Examples of design studios engaging communities include BOOM, working with Hagerstown City Planning and the Central Chemical Citizens Task Force to demonstrate how they could take charge of the remediation and redevelopment of a Superfund site; MUCK, supporting the efforts of the nonprofit Elizabeth River Project to involve neighborhoods and schools in the regeneration of their polluted watershed; and WATTS UP, pairing students with community leaders and residents to leverage the restoration of a polluted stream as integral with the revitalization of their east Washington, D.C. neighborhoods.

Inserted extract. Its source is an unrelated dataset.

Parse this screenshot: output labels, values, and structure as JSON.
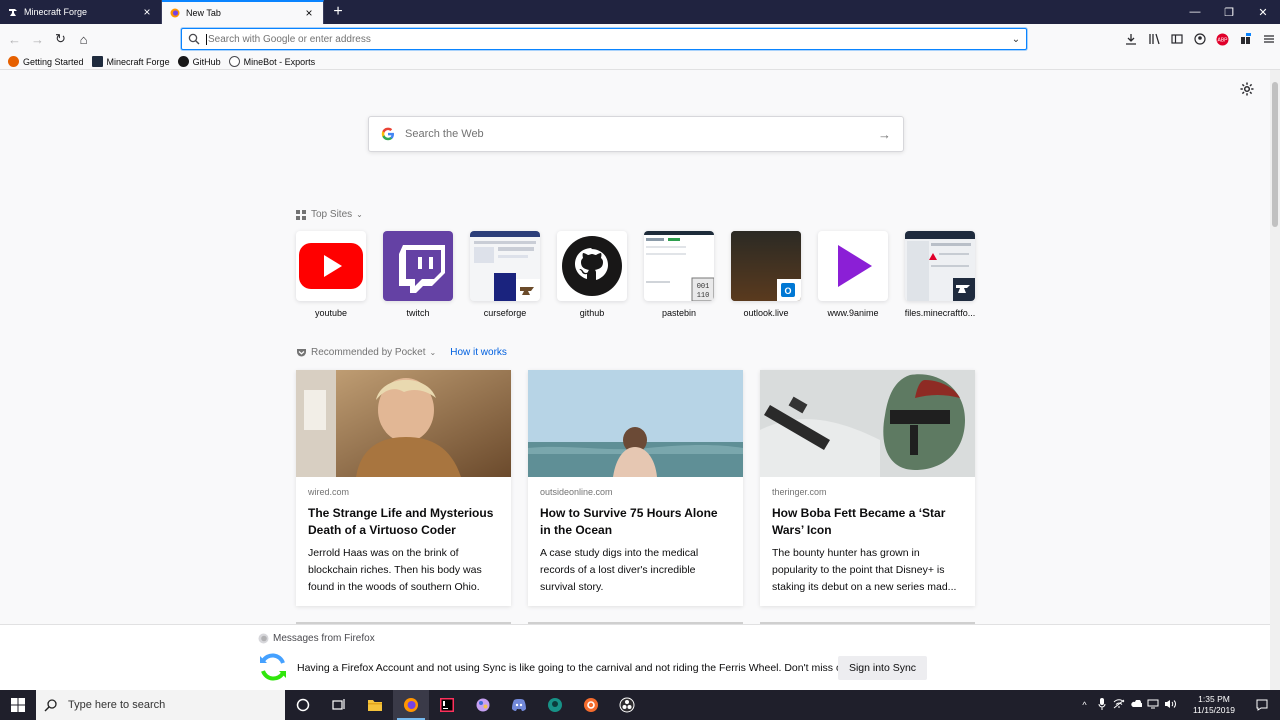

Along with a degree in sculpture from Carnegie-Mellon University, Bargmann earned a master’s in landscape architecture at Harvard Graduate School of Design. She built award-winning landscapes with Michael Van Valkenburgh Associates and tracked Etruscans as a Fellow at the American Academy in Rome. Bargmann’s work was awarded the 2001 National Design Award by Smithsonian’s Cooper-Hewitt Museum. TIME magazine and CNN, along with national and international design publications, have recognized Bargmann as leading the next generation in making a difference for design and the environment.

W. Michael Scheld M.D.
Professor of Internal Medicine, Infectious Disease
W. Michael Scheld is the Bayer-Gerald L. Mandell Professor of Internal Medicine at the University of Virginia and past president of the Infectious Diseases Society of America. In addition, he is the co-director of the training program at the Academic Alliance for AIDS Care and Prevention in Africa.

Scheld is a 1973 graduate of Cornell University Medical College and completed his internship, residency, and fellowship in infectious diseases at the University of Virginia School of Medicine.

Scheld’s research interests include molecular mechanisms of bacterial pathogenesis, sepsis and septic shock, adenosine receptors, inflammation, innate immunity, anthrax, antimicrobial resistance, appropriate use of antimicrobial agents, HIV/AIDS, and vaccines.

Scheld is the author of more than 380 publications and is editor of the textbook Infections of the Central Nervous System, now in its third edition. He is also section editor for infectious diseases for The Cecil Textbook of Medicine.